Typically Pearce read the news to Melburnians with his catchphrase sign-off, "God bless you, and you", the second "you" being directed at his wife, Betty. He is best regarded for his coverage of the Moon landing in July 1969. In 1978 Pearce retired and was replaced as GTV Channel 9 newsreader by Brian Naylor. In 1993 he was still working for GTV Channel 9 as a news adviser and head of correspondence, although his official title was Director of Community Affairs. Melissa Agnew describes Pearce in her 2008 book, Here Is the (Australian) News, as one of the "commanding voices ... who, with his golden voice of authority delivered the news on Channel 9". Both Peter Mitchell (Seven News Melbourne) and Peter Hitchener (Nine News Melbourne) acknowledge Pearce as "one of their biggest influences. They both worked under him at Channel 9".

==Private life==
Pearce was married three times: Ella Mary (fl. 1933); Jean Mary Macartney (1909–1956); and Betty Patterson (née: Ham) (1918–1987). He was a devout Anglican.

==Honours and recognition==
In March 1965 Pearce received a Logie Award for Outstanding Services to News Reading (Victoria). On 1 January 1970 he was made an Officer of the Order of the British Empire (Civil) with a citation "for services to broadcasting". On 16 June 1979, he was knighted for "services to the community". Pearce was the patron of the Deafblind Association (from 2006 it is known as Able Australia) and was succeeded in 1998 by fellow GTV 9 newsreader, Peter Hitchener.

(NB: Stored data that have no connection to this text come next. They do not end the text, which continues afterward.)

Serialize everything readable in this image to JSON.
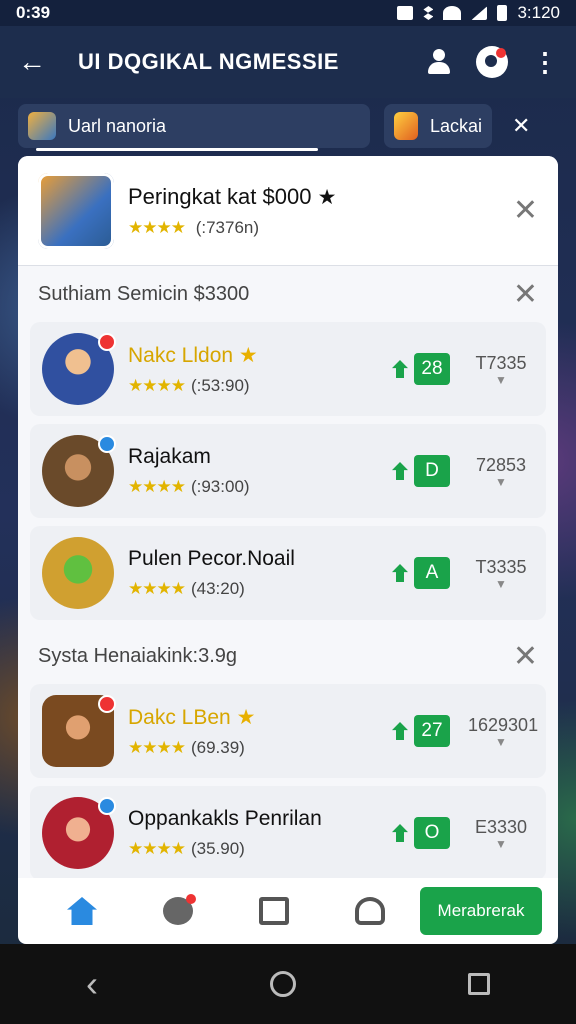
{
  "status": {
    "time": "0:39",
    "clock": "3:120"
  },
  "appbar": {
    "title": "UI DQGIKAL NGMESSIE"
  },
  "search": {
    "value": "Uarl nanoria"
  },
  "tag_chip": {
    "label": "Lackai"
  },
  "top_card": {
    "title": "Peringkat kat $000",
    "stars": "★★★★",
    "rating": "(:7376n)"
  },
  "section1": {
    "title": "Suthiam Semicin $3300",
    "rows": [
      {
        "name": "Nakc Lldon",
        "gold": true,
        "stars": "★★★★",
        "rating": "(:53:90)",
        "score": "28",
        "rank": "T7335"
      },
      {
        "name": "Rajakam",
        "gold": false,
        "stars": "★★★★",
        "rating": "(:93:00)",
        "score": "D",
        "rank": "72853"
      },
      {
        "name": "Pulen Pecor.Noail",
        "gold": false,
        "stars": "★★★★",
        "rating": "(43:20)",
        "score": "A",
        "rank": "T3335"
      }
    ]
  },
  "section2": {
    "title": "Systa Henaiakink:3.9g",
    "rows": [
      {
        "name": "Dakc LBen",
        "gold": true,
        "stars": "★★★★",
        "rating": "(69.39)",
        "score": "27",
        "rank": "1629301"
      },
      {
        "name": "Oppankakls Penrilan",
        "gold": false,
        "stars": "★★★★",
        "rating": "(35.90)",
        "score": "O",
        "rank": "E3330"
      }
    ]
  },
  "bottom_nav": {
    "cta": "Merabrerak"
  }
}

From the 1970s Pearce supported the Richmond Community Health Centre; in 1994 it was re-built as a residential aged care facility and named, Sir Eric Pearce House, in recognition of his support.

On 20 September 1980 Pearce was presented with the Rostrum Award of Merit, for excellence in the art of public speaking over a considerable period and his demonstration of an effective contribution to society through the spoken word.

In 1984 the Camellia reticulata cultivar, "Sir Eric Pearce", was registered by the Australian Camellia Research Society. From January 2009 to November 2011, Roy Slaven (as a member of Roy and HG) read an excerpt from Thoughts for Everyday Living: Philosophies and Poetry, as a tribute to Pearce, at the start of each episode of The Life, a Triple M radio drive-time program.